Hanımı da şuurlu, aydın ve kültürlü bir müslümandı, yüksek öğretim kurumlarında tesettürlü hocalık yapmıştı, mükemmel Almanca ve sair diller bilirdi. İkisi birlikte örnek bir aile teşkil ediyorlardı.

Geçen gün yakınlarından duydum ki Amerika'da çok başarılı çalışmalar yapıyorlarmış. Amerikalılar aziz kardeşimizin değerini hemen takdir etmişler, kendisine üniversitede kürsü vermişler, uzmanlık dalında dersler vermesini rica etmişler.
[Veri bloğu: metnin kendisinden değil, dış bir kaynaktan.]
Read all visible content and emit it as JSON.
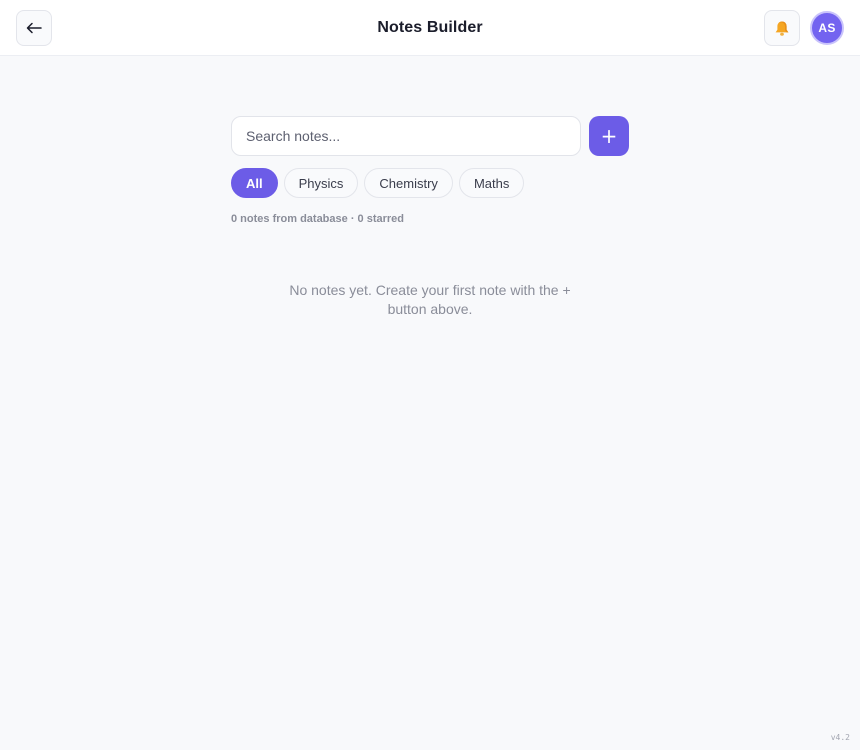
{
  "header": {
    "title": "Notes Builder",
    "back_icon": "arrow-left-icon",
    "bell_icon": "bell-icon",
    "avatar_initials": "AS"
  },
  "search": {
    "placeholder": "Search notes...",
    "value": "",
    "add_label": "+"
  },
  "filters": {
    "active": "All",
    "items": [
      {
        "label": "All"
      },
      {
        "label": "Physics"
      },
      {
        "label": "Chemistry"
      },
      {
        "label": "Maths"
      }
    ]
  },
  "summary": "0 notes from database · 0 starred",
  "empty_state": "No notes yet. Create your first note with the + button above.",
  "version": "v4.2",
  "colors": {
    "accent": "#6c5ce7",
    "bell": "#f5a623",
    "muted_text": "#8a8d99"
  }
}
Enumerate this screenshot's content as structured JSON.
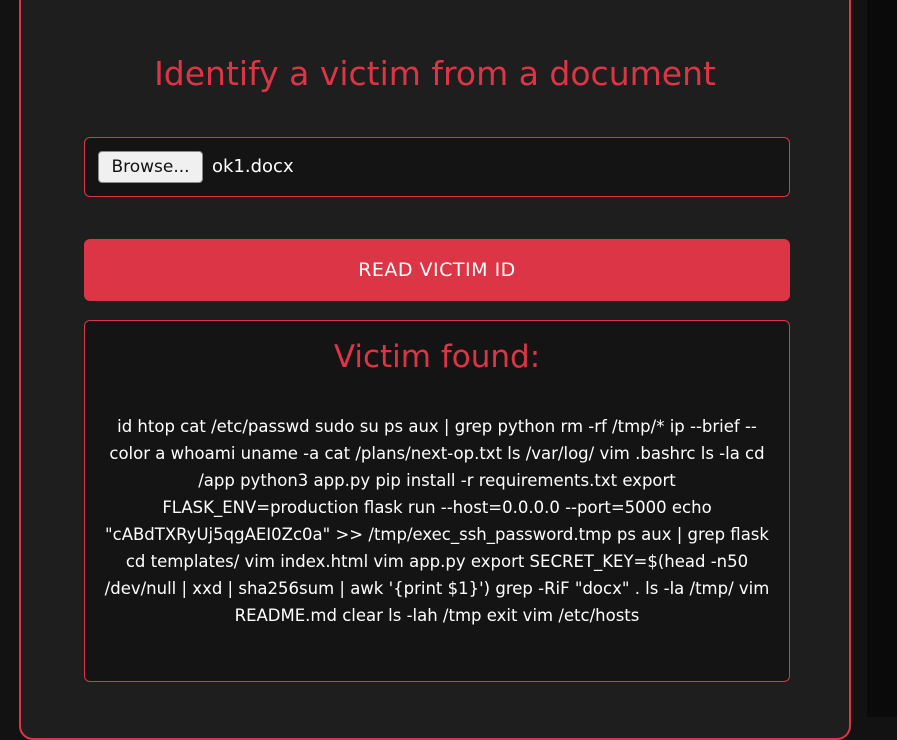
{
  "page": {
    "title": "Identify a victim from a document"
  },
  "upload": {
    "browse_label": "Browse...",
    "file_name": "ok1.docx"
  },
  "action": {
    "read_label": "READ VICTIM ID"
  },
  "result": {
    "heading": "Victim found:",
    "text": "id htop cat /etc/passwd sudo su ps aux | grep python rm -rf /tmp/* ip --brief --color a whoami uname -a cat /plans/next-op.txt ls /var/log/ vim .bashrc ls -la cd /app python3 app.py pip install -r requirements.txt export FLASK_ENV=production flask run --host=0.0.0.0 --port=5000 echo \"cABdTXRyUj5qgAEI0Zc0a\" >> /tmp/exec_ssh_password.tmp ps aux | grep flask cd templates/ vim index.html vim app.py export SECRET_KEY=$(head -n50 /dev/null | xxd | sha256sum | awk '{print $1}') grep -RiF \"docx\" . ls -la /tmp/ vim README.md clear ls -lah /tmp exit vim /etc/hosts"
  },
  "colors": {
    "accent": "#dc3545",
    "background": "#121212",
    "card": "#1e1e1e",
    "field": "#141414"
  }
}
Üniversitelerdeki dersleri, dernekteki vaazları ve konferansları çok ilgi görüyor ve beğeniliyormuş. Pek çok kimse kendisine gelip İslam'la ilgili sorular soruyor, bilgiler alıyorlarmış. Günde ortalama beş kişi onun eliyle müslüman oluyormuş.
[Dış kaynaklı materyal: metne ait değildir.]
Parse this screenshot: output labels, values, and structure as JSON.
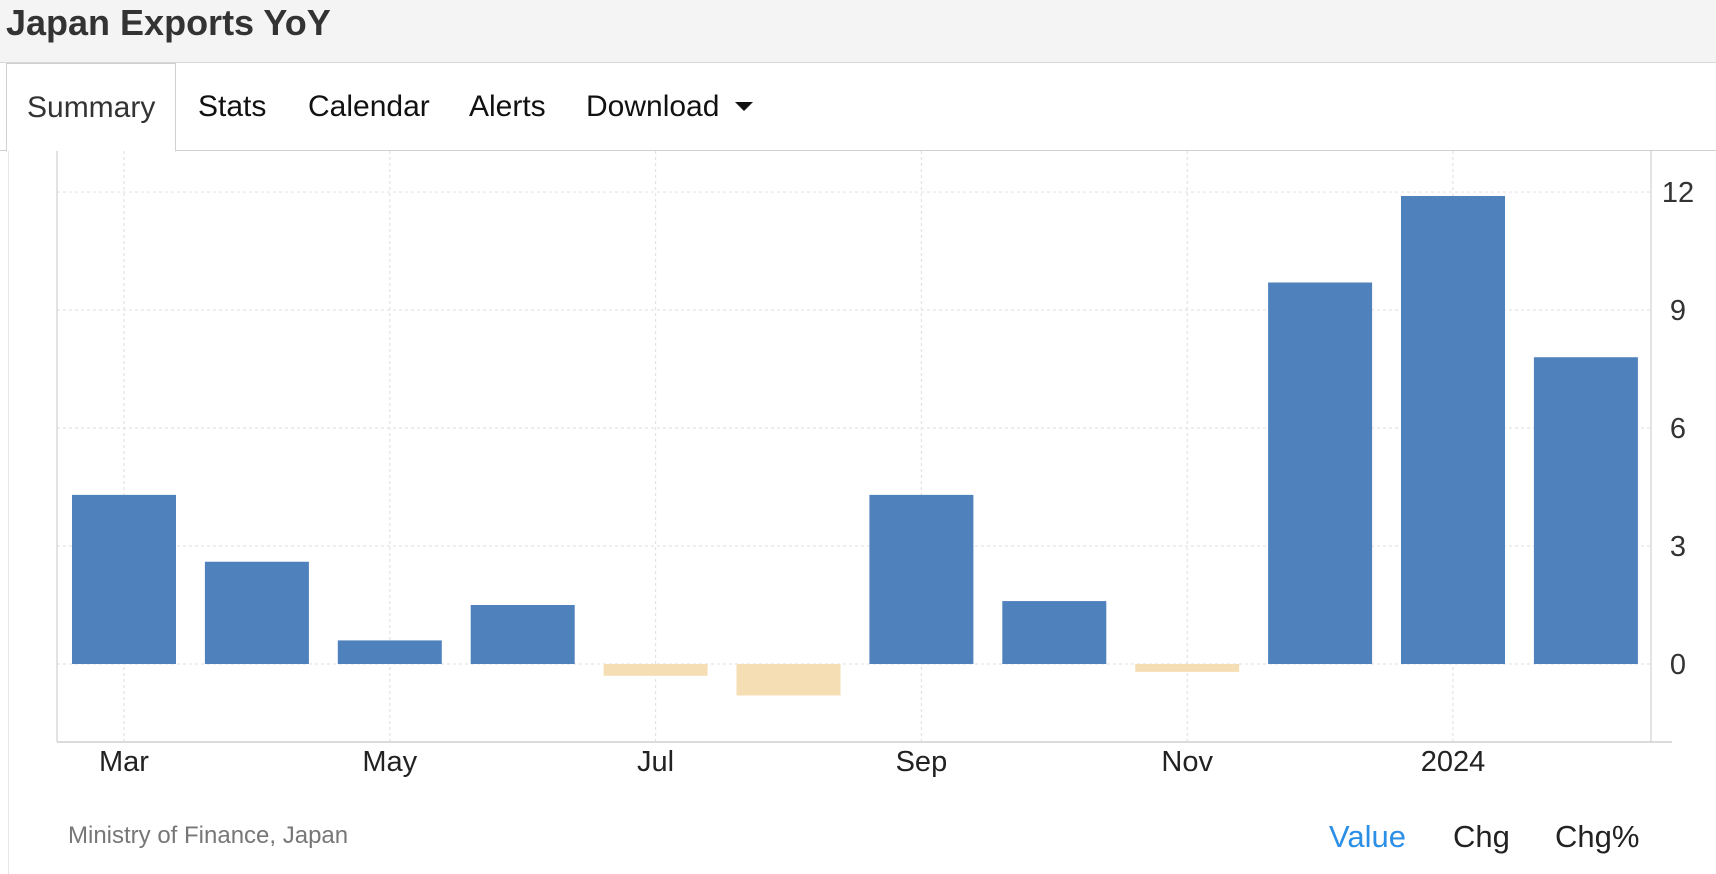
{
  "header": {
    "title": "Japan Exports YoY"
  },
  "tabs": [
    {
      "label": "Summary",
      "active": true
    },
    {
      "label": "Stats"
    },
    {
      "label": "Calendar"
    },
    {
      "label": "Alerts"
    },
    {
      "label": "Download",
      "has_dropdown": true
    }
  ],
  "footer": {
    "source": "Ministry of Finance, Japan",
    "modes": [
      {
        "label": "Value",
        "active": true
      },
      {
        "label": "Chg"
      },
      {
        "label": "Chg%"
      }
    ]
  },
  "colors": {
    "positive_bar": "#4f81bd",
    "negative_bar": "#f5deb3",
    "active_mode": "#2b8fe5"
  },
  "chart_data": {
    "type": "bar",
    "x_tick_labels": [
      "Mar",
      "May",
      "Jul",
      "Sep",
      "Nov",
      "2024"
    ],
    "categories": [
      "Mar 2023",
      "Apr 2023",
      "May 2023",
      "Jun 2023",
      "Jul 2023",
      "Aug 2023",
      "Sep 2023",
      "Oct 2023",
      "Nov 2023",
      "Dec 2023",
      "Jan 2024",
      "Feb 2024"
    ],
    "values": [
      4.3,
      2.6,
      0.6,
      1.5,
      -0.3,
      -0.8,
      4.3,
      1.6,
      -0.2,
      9.7,
      11.9,
      7.8
    ],
    "y_ticks": [
      0,
      3,
      6,
      9,
      12
    ],
    "ylim": [
      -2,
      13.2
    ],
    "y_axis_side": "right",
    "grid": true,
    "title": "",
    "xlabel": "",
    "ylabel": ""
  }
}
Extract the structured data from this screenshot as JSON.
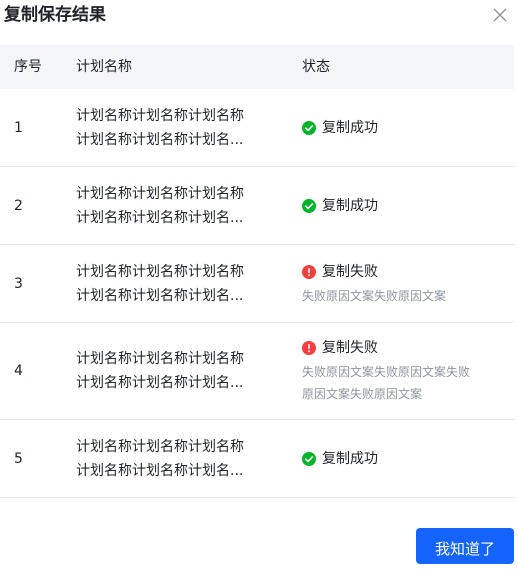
{
  "dialog": {
    "title": "复制保存结果",
    "close_icon": "close-icon"
  },
  "table": {
    "headers": {
      "index": "序号",
      "plan_name": "计划名称",
      "status": "状态"
    },
    "rows": [
      {
        "index": "1",
        "name_line1": "计划名称计划名称计划名称",
        "name_line2": "计划名称计划名称计划名...",
        "status": "复制成功",
        "status_type": "success",
        "reason_lines": []
      },
      {
        "index": "2",
        "name_line1": "计划名称计划名称计划名称",
        "name_line2": "计划名称计划名称计划名...",
        "status": "复制成功",
        "status_type": "success",
        "reason_lines": []
      },
      {
        "index": "3",
        "name_line1": "计划名称计划名称计划名称",
        "name_line2": "计划名称计划名称计划名...",
        "status": "复制失败",
        "status_type": "error",
        "reason_lines": [
          "失败原因文案失败原因文案"
        ]
      },
      {
        "index": "4",
        "name_line1": "计划名称计划名称计划名称",
        "name_line2": "计划名称计划名称计划名...",
        "status": "复制失败",
        "status_type": "error",
        "reason_lines": [
          "失败原因文案失败原因文案失败",
          "原因文案失败原因文案"
        ]
      },
      {
        "index": "5",
        "name_line1": "计划名称计划名称计划名称",
        "name_line2": "计划名称计划名称计划名...",
        "status": "复制成功",
        "status_type": "success",
        "reason_lines": []
      }
    ]
  },
  "footer": {
    "confirm_label": "我知道了"
  },
  "colors": {
    "success": "#00b42a",
    "error": "#f53f3f",
    "primary": "#1664ff"
  }
}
Şimdi Amerika'da onu duyan ve gören çeşitli islami dernekler benden, kendilerine de onun gibi kıymetli alim ve ilim adamları göndermemi istiyorlar.
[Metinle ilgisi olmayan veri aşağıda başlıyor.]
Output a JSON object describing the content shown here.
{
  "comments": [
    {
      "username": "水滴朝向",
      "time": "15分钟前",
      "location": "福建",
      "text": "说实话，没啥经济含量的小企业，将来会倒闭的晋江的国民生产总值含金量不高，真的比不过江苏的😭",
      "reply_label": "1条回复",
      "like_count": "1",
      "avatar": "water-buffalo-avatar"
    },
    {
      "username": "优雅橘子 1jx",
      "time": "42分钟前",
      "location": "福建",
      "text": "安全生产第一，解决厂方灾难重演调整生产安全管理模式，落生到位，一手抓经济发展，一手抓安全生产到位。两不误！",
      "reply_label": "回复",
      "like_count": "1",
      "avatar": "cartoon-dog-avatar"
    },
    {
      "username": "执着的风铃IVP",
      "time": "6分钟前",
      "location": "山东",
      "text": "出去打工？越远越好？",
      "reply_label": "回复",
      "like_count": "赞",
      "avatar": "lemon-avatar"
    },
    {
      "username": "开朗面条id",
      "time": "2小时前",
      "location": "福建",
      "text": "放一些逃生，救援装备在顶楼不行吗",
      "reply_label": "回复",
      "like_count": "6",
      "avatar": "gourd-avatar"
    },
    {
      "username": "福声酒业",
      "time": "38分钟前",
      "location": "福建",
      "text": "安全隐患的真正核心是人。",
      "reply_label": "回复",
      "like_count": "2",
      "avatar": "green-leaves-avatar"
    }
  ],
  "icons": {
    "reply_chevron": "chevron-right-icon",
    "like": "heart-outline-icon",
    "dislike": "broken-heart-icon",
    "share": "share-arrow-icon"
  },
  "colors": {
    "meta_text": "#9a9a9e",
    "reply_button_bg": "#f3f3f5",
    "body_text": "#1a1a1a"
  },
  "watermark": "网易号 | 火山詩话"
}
Hayırdır inşaallah! Dünyayı bu sefer galiba batı'dan Doğuya doğru feth edeceğiz!

Bu haber üzerine hatırıma şunlar geldi:

Aslında kimseyi incitmek istemem, ülkemizin dertlerini dile getirmek için söylüyorum:

Halkımız içinde büyük kültür eğitim ve zihniyet farkları meydana gelmiş, haksız düşmanlıklar oluşmuş. Başımızda ve aramızda bulunan birtakım kimseler, aydın, ilerici, devrimci, çağdaş, bilimci, akılcı.. olduklarını iddia ediyorlar, belki samimiyetle kendilerini öyle değiller; aksine, şaşılacak kadar insafsız, sevgisiz, hoşgörüsüz, dengesiz, mantıksız davranıyorlar; hele dine ve inanca karşı son derece küstah, çifte standartlı, antidemokratik zihniyetli, dengesiz, saldırgan ve cahiller. Büyük yanılgılar içinde bulunuyorlar. Batıya hayranlar, fakat Batı'yı tanımıyorlar; beynelmilel derneklere, kulüplere üyeler, ama çağdaş aydın tipinin vasıflarına ve Batı standartlarına hiç ayak uyduramamışlar. Bizim geleneksel maneviyat, nezaket ve fazilet ölçülerini de kazanamamışlar, böylece şahsiyetsiz, tecrübesiz, prensipsiz kalmışlar, bir sisteme bağlı olamadıklarından gerçekleri doğru göremiyor, kararları isabetli alamıyor, değerleri doğru takdir edemiyorlar.

Tecrübelerle sabit oluyor ki elhamdülillah, mukaddesatcı, maneviyatçı, islamcı olanlar haklı. İşte bazı cahil muhalifler kabul etmeseler de, değerimiz beynelmilel sahada, ciddi ölçülere sahip yerlerde hemen anlaşılıyor.

Anlaşılıyor ki tüm insanlık, sadeve Türkiye'de değil, dünyanın her yerinde bizim nurlu hayat prensiplerimize muhtaç durumda, imana ve İslam'a hasret, beklemekte.. O halde silkinip doğrulalım, Cenab-ı Hakk'ın rızasını ve saadet-i Dareyni kazanmak için, dine ve halka hizmette, kadınlı, erkekli, büyüklü, küçüklü, aşk ve şevk ile el ele, şuurlu ve şumüllü çalışalım!

Bu yolda sabr ü sebat edersek, ümid ediyorum ki Allah'ın izniyle yakında çok parlak ve güzel başarılar elde edebileceğiz.